On 23 July the Supreme Court of India granted bail to Bijaya Sanaseth, one of the seven Christians accused of the murder of Swami Laxmananda Saraswati on 23 August 2008. The murder sparked the most severe outbreak of anti-Christian violence in the country’s history.
Mr Sanaseth spent over ten years in prison, and is the second of the accused Christians to be released after Garanath Challanseth, who was released on bail on 21 May. The remaining five who are still in jail are Bhaskar Sunamajhi, Buddhadev Nayak, Durjo Sunamajhi, Sanatan Badamajhl and Munda Badamajhl.
Despite media reports that the killing of Swami Saraswati was a result of Maoist involvement, the Sangh Parivar accused the Christians of perpetrating the murder. Widespread violence against the Christianity ensued, which resulted in the death of over 90 people, 600 villages being ransacked, over 5,600 houses looted and an estimated 54,000 individuals left homeless.
John Dayal, a civil rights activist and writer, said: “Any freedom loving human will rejoice that this man can breathe free after more than ten years of unjust incarceration. Five others remain in jail, denied this right under the law. We are with them in solidarity. But it needs be remembered that the two [Bijaya Sanaseth and Garanath Challanseth] are out on bail. The High Court must hear the appeals and throw out the shameful ruling of the lower court, which reeks of religious bigotry.”

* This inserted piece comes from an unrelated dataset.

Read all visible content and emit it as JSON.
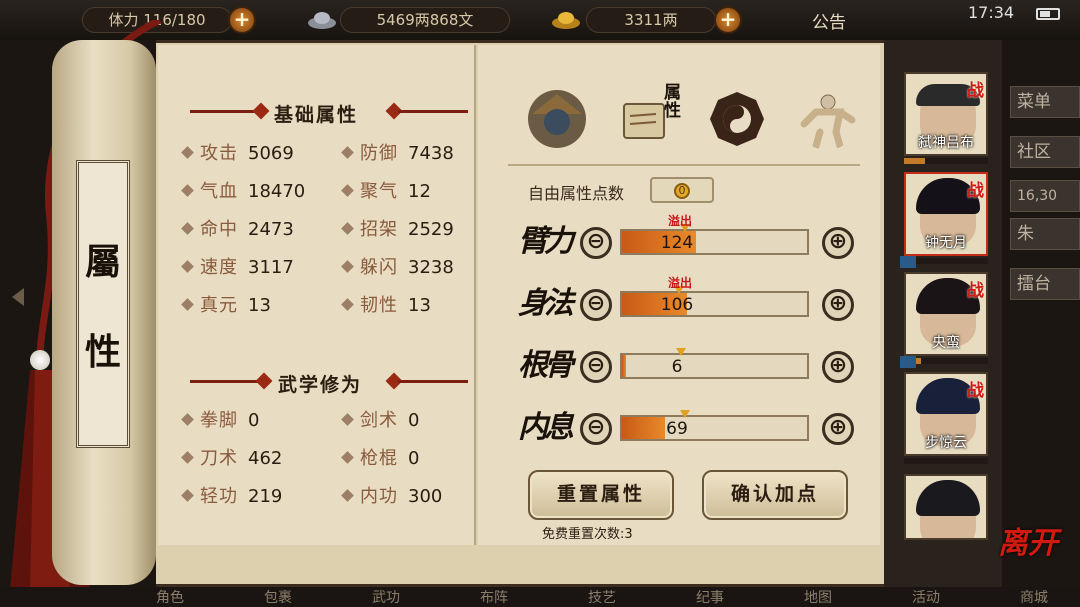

CSW’s Chief Executive Mervyn Thomas said: “The release of Mr. Sanaseth is a welcome development. We urge the judiciary to expedite the cases of the five remaining accused and see to it that the real perpetrators of the crimes which took place in Kandhamal are held to account. There remains a need for the authorities to ensure legal reforms to address the given the impunity that surrounds mass crimes perpetrated in India on the grounds of religion or belief.”